O profeta Isaías, no Capítulo 53, em que retrata o servo sofredor, diz: “como um cordeiro que se conduz ao matadouro, Ele não abriu a boca” (Is 53,7). Podemos comparar esse texto de Isaías referido de servo sofredor com Jesus. As palavras que Jesus profere são palavras de angústia e de dor, como de alguém que está prestes a morrer. A Igreja sempre guardou com carinho essas sete palavras de Cristo na Cruz e deu a elas o seu rico significado. Jesus esvazia-se totalmente, sai de si mesmo e se dirige aos outros.

A primeira palavra que Jesus profere do alto da cruz é: “Pai, perdoai-lhes porque eles não sabem o que fazem” (Lc 23,34). Durante toda a sua vida, Jesus pregou o perdão e amor de Deus a todos. Quando se encontrava com os pecadores, mostrava o rosto da misericórdia de Deus. O perdão fez parte da vida de Jesus e os seus seguidores devem seguir o seu exemplo. Por isso, Jesus perdoa até aqueles que Lhe condenaram à morte.
Sabemos como é difícil perdoar, com certeza não perdoaríamos alguém que nos condenasse à morte injustamente. Muitas vezes, por coisa pequena, não perdoamos o nosso semelhante, não conseguimos colocar a oração do Pai Nosso em prática, que dirá perdoar aquele que nos ofendeu. Mas Jesus, sendo o filho de Deus e sabendo que era necessário que a Escritura se cumprisse, perdoa aqueles que o conduzem à morte. Jesus ainda sabia que aqueles que estavam O crucificando não faziam aquilo porque queriam, mas faziam porque eram mandados, sobretudo, pelas autoridades políticas.
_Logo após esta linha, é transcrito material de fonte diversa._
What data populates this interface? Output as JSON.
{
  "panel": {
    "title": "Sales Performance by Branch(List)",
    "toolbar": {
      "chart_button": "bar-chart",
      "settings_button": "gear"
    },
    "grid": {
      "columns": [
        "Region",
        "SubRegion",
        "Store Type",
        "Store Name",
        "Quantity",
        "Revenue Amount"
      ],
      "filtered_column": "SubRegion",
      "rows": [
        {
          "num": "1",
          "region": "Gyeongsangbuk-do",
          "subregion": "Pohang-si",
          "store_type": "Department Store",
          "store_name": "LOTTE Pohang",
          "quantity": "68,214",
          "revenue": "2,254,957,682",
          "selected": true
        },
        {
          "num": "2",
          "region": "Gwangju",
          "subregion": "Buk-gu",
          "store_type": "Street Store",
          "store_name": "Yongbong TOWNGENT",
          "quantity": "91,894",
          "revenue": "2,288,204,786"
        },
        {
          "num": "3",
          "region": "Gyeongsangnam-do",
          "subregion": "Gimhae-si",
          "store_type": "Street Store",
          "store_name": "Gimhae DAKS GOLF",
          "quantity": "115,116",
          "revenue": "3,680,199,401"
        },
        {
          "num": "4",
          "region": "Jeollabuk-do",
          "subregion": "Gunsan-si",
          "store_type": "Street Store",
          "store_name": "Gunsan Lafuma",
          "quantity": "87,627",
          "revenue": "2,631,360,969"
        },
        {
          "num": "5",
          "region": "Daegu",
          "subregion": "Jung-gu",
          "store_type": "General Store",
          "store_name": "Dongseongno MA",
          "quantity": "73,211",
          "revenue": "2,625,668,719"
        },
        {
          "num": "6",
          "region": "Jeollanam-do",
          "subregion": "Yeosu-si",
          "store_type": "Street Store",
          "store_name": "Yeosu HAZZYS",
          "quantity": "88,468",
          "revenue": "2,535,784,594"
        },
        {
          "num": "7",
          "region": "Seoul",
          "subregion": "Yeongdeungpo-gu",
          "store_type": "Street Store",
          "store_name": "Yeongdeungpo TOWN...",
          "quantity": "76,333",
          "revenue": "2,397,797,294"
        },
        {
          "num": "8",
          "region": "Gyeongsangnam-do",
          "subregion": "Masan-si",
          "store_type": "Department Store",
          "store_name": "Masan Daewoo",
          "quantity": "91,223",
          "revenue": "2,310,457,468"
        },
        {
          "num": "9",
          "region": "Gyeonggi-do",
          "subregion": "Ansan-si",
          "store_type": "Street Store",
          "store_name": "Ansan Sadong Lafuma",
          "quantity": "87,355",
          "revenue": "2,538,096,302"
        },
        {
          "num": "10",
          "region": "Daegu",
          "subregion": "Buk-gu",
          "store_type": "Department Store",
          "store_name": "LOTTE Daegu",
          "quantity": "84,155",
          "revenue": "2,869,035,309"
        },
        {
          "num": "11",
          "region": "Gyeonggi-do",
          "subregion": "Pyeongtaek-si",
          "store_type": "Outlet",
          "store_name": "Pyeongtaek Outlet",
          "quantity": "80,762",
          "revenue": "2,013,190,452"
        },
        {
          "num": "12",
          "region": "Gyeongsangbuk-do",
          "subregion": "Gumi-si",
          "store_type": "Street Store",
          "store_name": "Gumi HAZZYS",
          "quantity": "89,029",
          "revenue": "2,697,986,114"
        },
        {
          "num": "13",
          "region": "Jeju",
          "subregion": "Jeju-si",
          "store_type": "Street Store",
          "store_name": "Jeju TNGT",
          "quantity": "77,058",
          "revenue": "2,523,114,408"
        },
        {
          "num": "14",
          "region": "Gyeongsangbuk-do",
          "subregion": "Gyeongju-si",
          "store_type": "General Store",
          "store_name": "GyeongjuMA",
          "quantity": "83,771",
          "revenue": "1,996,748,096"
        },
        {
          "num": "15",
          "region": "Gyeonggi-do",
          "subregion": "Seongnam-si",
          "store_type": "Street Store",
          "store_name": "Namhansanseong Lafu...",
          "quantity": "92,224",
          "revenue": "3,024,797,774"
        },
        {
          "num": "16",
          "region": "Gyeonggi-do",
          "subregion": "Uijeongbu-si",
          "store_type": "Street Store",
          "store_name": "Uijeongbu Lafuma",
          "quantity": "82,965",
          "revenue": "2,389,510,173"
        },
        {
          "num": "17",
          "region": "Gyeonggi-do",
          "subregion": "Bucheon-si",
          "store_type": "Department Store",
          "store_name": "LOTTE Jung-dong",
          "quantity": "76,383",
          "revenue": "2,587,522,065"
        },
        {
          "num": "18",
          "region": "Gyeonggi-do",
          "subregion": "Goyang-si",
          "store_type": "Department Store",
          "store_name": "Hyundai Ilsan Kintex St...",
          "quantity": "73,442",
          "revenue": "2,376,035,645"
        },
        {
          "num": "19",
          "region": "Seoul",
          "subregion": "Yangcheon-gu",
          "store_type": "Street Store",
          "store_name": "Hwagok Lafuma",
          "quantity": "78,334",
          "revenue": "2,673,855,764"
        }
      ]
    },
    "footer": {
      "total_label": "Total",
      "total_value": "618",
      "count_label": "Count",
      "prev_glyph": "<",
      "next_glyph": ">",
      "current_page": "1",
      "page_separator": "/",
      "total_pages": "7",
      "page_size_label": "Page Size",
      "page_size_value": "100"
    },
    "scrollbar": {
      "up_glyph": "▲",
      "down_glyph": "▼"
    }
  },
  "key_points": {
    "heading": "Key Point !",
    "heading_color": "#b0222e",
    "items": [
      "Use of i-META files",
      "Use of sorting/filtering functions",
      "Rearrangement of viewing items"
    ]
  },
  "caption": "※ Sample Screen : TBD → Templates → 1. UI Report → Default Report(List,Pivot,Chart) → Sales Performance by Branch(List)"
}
Por mais que seja difícil perdoar, é melhor perdoar do que condenar, o perdão alivia a alma e nos deixa mais leves. Aprendamos, pois, do Mestre, que perdoou até mesmo aqueles que Lhe condenaram.
A segunda Palavra de Cristo na Cruz é: “Hoje mesmo estarás comigo no Paraíso” (Lc 23,43). Jesus morre entre dois ladrões, enquanto um O insultava, dizendo que se fosse de fato Deus, os salvaria da morte. O outro manda que esse Se cale e diz que Ele não respeita nem a Deus que sofre o mesmo castigo que Ele. Jesus diz a esse “bom ladrão”: “De hoje em diante estarás comigo no Paraíso”. O paraíso não é simplesmente “um lugar”, mas uma situação de plenitude da vida, na qual não haverá mais dor, sofrimento e pranto. Nesse lugar, habitará a justiça e a paz. Que possamos construir o paraíso aqui na terra e vivê-lo de maneira plena no céu, construamos aqui a verdadeira paz e a justiça.

Que ao final da nossa vida, o Senhor também possa dizer para nós: “Hoje mesmo estarás comigo no Paraíso” (Lc 23,43). Vivamos a nossa vida de acordo com o Evangelho para que isso aconteça. Desde o nosso batismo, somos chamados a trilhar uma vida pautada na santidade e para ser luz na vida do próximo. Que ao final da nossa vida, a luz do Senhor nos alcance.

A terceira palavra de Cristo na Cruz é: “Mulher, eis aí o teu filho; filho eis aí a tua mãe” (Jo 19,26). Com essa fala, Jesus entrega o discípulo aos cuidados da sua Mãe e sua Mãe aos cuidados do discípulo. Ao entregar Maria ao discípulo, Ele a entrega à Humanidade inteira, por isso Maria é a Mãe da Igreja e da Humanidade. A partir desse momento, o discípulo a acolhe consigo e cuida dela. João, também de pé junto à Cruz, representa todo seguidor fiel de Jesus, mesmo nos momentos de crise. Esse momento também nos ensina a não nos desesperarmos diante do sofrimento, pois o caminho do calvário é necessário para se chegar à glória da ressurreição.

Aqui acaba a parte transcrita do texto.